Выбрать главу

— Дорогу! Дорогу! — закричали кучера принцессы, отгоняя на обочину Жильбера, который, побледнев, во все глаза глядел на королевскую карету.

Да, в самом деле, это был наш герой; это он, одушевленный философским восторгом, выкрикнул: «Да здравствует господин де Шуазель!»

87. ГЕРЦОГ Д'ЭГИЙОН

В то время как Париж и дорога в Шантелу были наводнены горестными лицами и красными глазами, в Люсьенне, напротив, всюду виделось оживление и сияли ослепительные улыбки.

Дело в том, что в Люсьенне теперь царила уже не простая смертная, пусть даже прекраснейшая, очаровательнейшая из смертных, как утверждали придворные и поэты, — нет, хозяйка замка Люсьенна была теперь божеством, которое управляло Францией.

Поэтому вечером того дня, когда г-н де Шуазель угодил в опалу, дорогу заполнили те же экипажи, которые сопровождали утром карету опального министра; сюда же явились все его сторонники, все, кто был им подкуплен или взыскан его милостями, и все это вместе являло собой внушительную процессию.
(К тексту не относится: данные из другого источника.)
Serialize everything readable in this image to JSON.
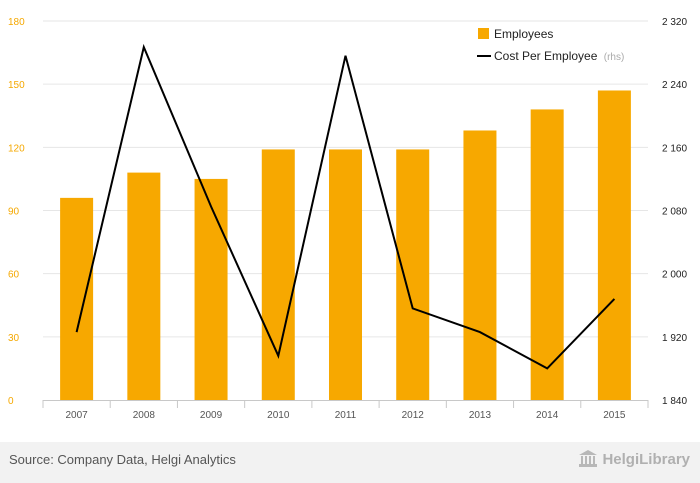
{
  "chart_data": {
    "type": "bar+line",
    "categories": [
      "2007",
      "2008",
      "2009",
      "2010",
      "2011",
      "2012",
      "2013",
      "2014",
      "2015"
    ],
    "series": [
      {
        "name": "Employees",
        "type": "bar",
        "axis": "left",
        "color": "#f7a800",
        "values": [
          96,
          108,
          105,
          119,
          119,
          119,
          128,
          138,
          147
        ]
      },
      {
        "name": "Cost Per Employee",
        "name_suffix": "(rhs)",
        "type": "line",
        "axis": "right",
        "color": "#000000",
        "values": [
          1926,
          2287,
          2085,
          1896,
          2276,
          1956,
          1926,
          1880,
          1968
        ]
      }
    ],
    "y_left": {
      "ylim": [
        0,
        180
      ],
      "ticks": [
        "0",
        "30",
        "60",
        "90",
        "120",
        "150",
        "180"
      ],
      "color": "#f5a800"
    },
    "y_right": {
      "ylim": [
        1840,
        2320
      ],
      "ticks": [
        "1 840",
        "1 920",
        "2 000",
        "2 080",
        "2 160",
        "2 240",
        "2 320"
      ]
    },
    "grid": true,
    "legend_position": "top-right"
  },
  "footer": {
    "source": "Source: Company Data, Helgi Analytics",
    "logo_text": "HelgiLibrary"
  }
}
Но у г-жи Дюбарри имелась своя полиция: Жан знал с точностью до последнего барона имена всех, кто посмел бросить последние цветы вслед поверженным Шуазелям; их имена он перечислил графине, и они безжалостно были вычеркнуты, а те, кто не посчитался с общественным мнением, были вознаграждены покровительственной улыбкой и возможностью созерцать новое божество.

После бесконечной вереницы карет и всеобщего столпотворения начался прием более узкого круга лиц. Ришелье, истинный, хоть и тайный, а главное, скромный герой дня, пропустил вперед толпу посетителей и просителей, а сам устроился в самом дальнем кресле будуара.

Силы небесные, какое тут было ликование, какие бурные поздравления! Казалось, обитателям Люсьенны привычно объясняться при помощи рукопожатий, полузадушенных смешков и радостного топанья.

— Нужно признать, что барон Бальзамо или, как вы изволите его называть, граф Феникс — один из выдающихся людей нашего времени, — сказала графиня. — Как было бы жаль, если бы колдунов по-прежнему сжигали!

— Да, графиня, он воистину великий человек, — отвечал Ришелье.

— И очень красивый. Герцог, я неравнодушна к нему.

— Вы возбуждаете во мне ревность, — со смехом возразил Ришелье и поспешно перевел разговор на более серьезную тему. — А какой страх наводил бы граф Феникс, будь он министром полиции!

— Я думала об этом, — отозвалась графиня. — К сожалению, сие невозможно.

— Почему, графиня?

— Потому что такого соседства не вынес бы ни один из остальных министров.

— Что вы имеете в виду?

— Он бы знал все, видел насквозь их игру…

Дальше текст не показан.